Space exploration is not going to happen, and ape-dreams won’t make it so. We have our comms satellites, and that’s about the lot as far as monkeys in space are concerned, ever wondered why fifty years after the ‘moon landing’ nothing much has happened except for unmanned probes and sci-fi movies?
A star wars generation who didn’t get that it was all imaginary, not real, not going to be real.
LJK: “BTW, I think Kubrick’s “2001? was the best cinematic depiction of the Von Braun/Clarke scenario. It had the wheel space station, the moon base, and various shuttles traveling between them.

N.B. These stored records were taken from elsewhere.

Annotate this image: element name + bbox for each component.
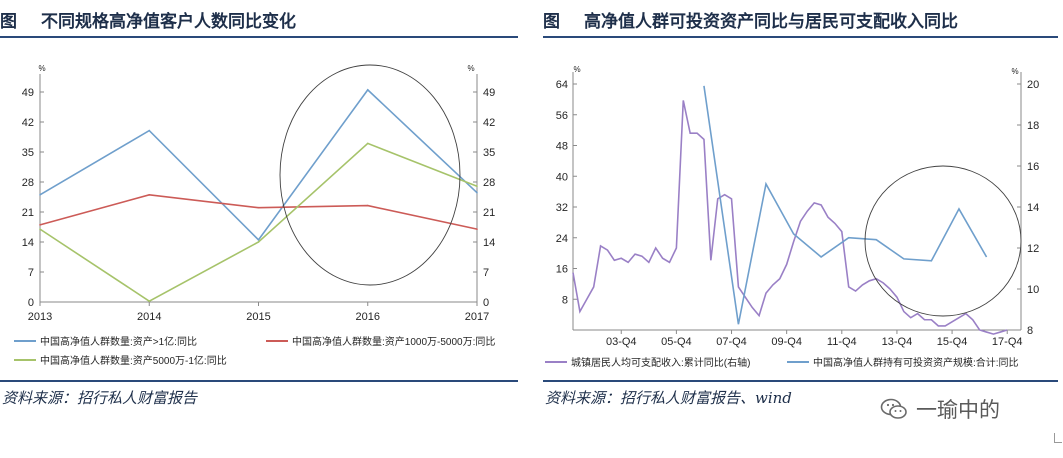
highlight-circle (279, 64, 461, 286)
watermark: 一瑜中的 (880, 394, 1000, 424)
y2-unit-label: % (1011, 67, 1018, 76)
left-chart-title: 不同规格高净值客户人数同比变化 (41, 11, 296, 32)
wechat-icon (880, 398, 907, 419)
left-chart-plot: % % 0 7 14 21 28 35 42 49 0 7 14 21 28 35 42 49 2013 2014 20… (14, 64, 495, 367)
legend-label-0: 城镇居民人均可支配收入:累计同比(右轴) (571, 356, 750, 369)
y-tick-label: 56 (556, 110, 568, 122)
y2-tick-label: 18 (1027, 120, 1039, 132)
x-tick-label: 15-Q4 (937, 336, 968, 348)
data-point (257, 206, 260, 209)
legend-label-2: 中国高净值人群数量:资产5000万-1亿:同比 (40, 354, 227, 367)
y2-tick-label: 12 (1027, 243, 1039, 255)
series-line-0 (39, 88, 478, 242)
y-tick-label: 24 (556, 233, 568, 245)
highlight-circle (864, 165, 1022, 317)
corner-mark (1054, 433, 1062, 443)
y-unit-label: % (573, 65, 580, 74)
y2-tick-label: 28 (483, 177, 495, 189)
y-tick-label: 42 (22, 117, 34, 129)
x-tick-label: 2016 (356, 311, 380, 323)
data-point (257, 241, 260, 243)
y-tick-label: 35 (22, 147, 34, 159)
right-figure-label: 图 (543, 11, 560, 32)
data-point (366, 89, 369, 91)
y2-tick-label: 14 (483, 237, 495, 249)
data-point (39, 194, 41, 196)
y2-unit-label: % (467, 64, 474, 73)
data-point (476, 191, 478, 194)
y-tick-label: 8 (562, 294, 568, 306)
y2-tick-label: 21 (483, 207, 495, 219)
y2-tick-label: 10 (1027, 284, 1039, 296)
data-point (148, 300, 151, 302)
legend-label-1: 中国高净值人群数量:资产1000万-5000万:同比 (292, 335, 495, 348)
data-point (148, 194, 151, 196)
y2-tick-label: 35 (483, 147, 495, 159)
series-line-0 (572, 100, 1008, 335)
right-chart-plot: % % 8 16 24 32 40 48 56 64 8 10 12 14 16 18 20 03-Q4 05-Q4… (545, 65, 1039, 369)
left-chart-panel: 图 不同规格高净值客户人数同比变化 %% 0 7 14 21 28 35 42 49 0 7 14 21… (0, 0, 518, 458)
y2-tick-label: 16 (1027, 161, 1039, 173)
y2-tick-label: 42 (483, 117, 495, 129)
series-line-1 (39, 194, 478, 230)
right-source-rule (543, 380, 1058, 382)
y-tick-label: 14 (22, 237, 34, 249)
y-tick-label: 49 (22, 87, 34, 99)
data-point (39, 224, 41, 226)
y2-tick-label: 8 (1027, 325, 1033, 337)
data-point (476, 185, 478, 188)
x-tick-label: 05-Q4 (661, 336, 692, 348)
x-tick-label: 03-Q4 (606, 336, 637, 348)
left-source-note: 资料来源：招行私人财富报告 (2, 389, 198, 407)
left-title-rule (0, 36, 518, 38)
y-tick-label: 40 (556, 171, 568, 183)
legend-label-1: 中国高净值人群持有可投资资产规模:合计:同比 (813, 356, 1019, 369)
x-tick-label: 2015 (246, 311, 270, 323)
right-chart-panel: 图 高净值人群可投资资产同比与居民可支配收入同比 %% 8 16 24 32 40 48 56… (543, 0, 1063, 458)
series-line-2 (39, 142, 478, 303)
y-tick-label: 32 (556, 202, 568, 214)
y-unit-label: % (38, 64, 45, 73)
left-figure-label: 图 (0, 11, 17, 32)
data-point (366, 142, 369, 145)
data-point (148, 129, 151, 132)
data-point (366, 204, 369, 207)
y2-tick-label: 14 (1027, 202, 1039, 214)
x-tick-label: 13-Q4 (882, 336, 913, 348)
right-source-note: 资料来源：招行私人财富报告、wind (545, 389, 792, 407)
x-tick-label: 11-Q4 (827, 336, 857, 348)
y-tick-label: 48 (556, 141, 568, 153)
legend-label-0: 中国高净值人群数量:资产>1亿:同比 (40, 335, 197, 348)
right-chart-title: 高净值人群可投资资产同比与居民可支配收入同比 (584, 11, 958, 32)
y-tick-label: 16 (556, 264, 568, 276)
watermark-text: 一瑜中的 (916, 398, 1000, 422)
y2-tick-label: 7 (483, 267, 489, 279)
x-tick-label: 07-Q4 (716, 336, 747, 348)
left-source-rule (0, 380, 518, 382)
y2-tick-label: 49 (483, 87, 495, 99)
y-tick-label: 7 (28, 267, 34, 279)
data-point (476, 228, 478, 230)
y-tick-label: 21 (22, 207, 34, 219)
left-chart-title-row: 图 不同规格高净值客户人数同比变化 (0, 6, 296, 32)
series-line-1 (703, 85, 988, 325)
y-tick-label: 64 (556, 79, 568, 91)
right-title-rule (543, 36, 1058, 38)
x-tick-label: 2014 (137, 311, 161, 323)
x-tick-label: 2013 (28, 311, 52, 323)
x-tick-label: 09-Q4 (771, 336, 802, 348)
y-tick-label: 28 (22, 177, 34, 189)
data-point (39, 228, 41, 230)
y2-tick-label: 20 (1027, 79, 1039, 91)
data-point (257, 239, 260, 241)
x-tick-label: 2017 (465, 311, 489, 323)
y2-tick-label: 0 (483, 297, 489, 309)
y-tick-label: 0 (28, 297, 34, 309)
right-chart-title-row: 图 高净值人群可投资资产同比与居民可支配收入同比 (543, 6, 958, 32)
x-tick-label: 17-Q4 (992, 336, 1023, 348)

Instead of going to Jupiter (or Saturn, I forget which), the good ship Discovery could well have been on its first mission to Mars.”
As someone who actually worked on Kubrick’s film creating animated mock-ups for the computer screens in the shuttle [we had no computers back then kiddies] I can tell you that nothing is real, even the ‘wheel base station’ was a set which was a quarter of a wheel, in which the action took place, each shot blended into the previous one to make you think it was a complete wheel he was running round. Smoke and mirrors is all. You can’t believe everything you see.
Peter Simmons, you should be very afraid of the path for humanity that you propose. I put it to you that we should try to reduce our environmental footprint whenever the impact on our growth is low, but only in those cases. But now let us see where your path could possibly lead.
In 1939, the German’s showed far more rationality than most like to admit. They had just lost a world war solely because of their poor food security (no, really!). A new leader had come to power, and like many revolutionaries, he wanted hegemony for his country. Now war is normally counterproductive, and there are other more fulfilling ways to achieve such aims, but Hitler wanted a pristine environment and balanced farming practices that could be sustained a thousand years. He preserved wetlands to such an extent that even his autobahns had to curve around them.
I could go on much more, but I think you get the picture. Invading Poland was the rational outcome of wanting sustainable farming practices here and now, and brooking no potential for future technologies to bridge the gap.
Peter, sometimes compromise is best. I put it to you that managing the question of our ecological sustainability is better than solving it.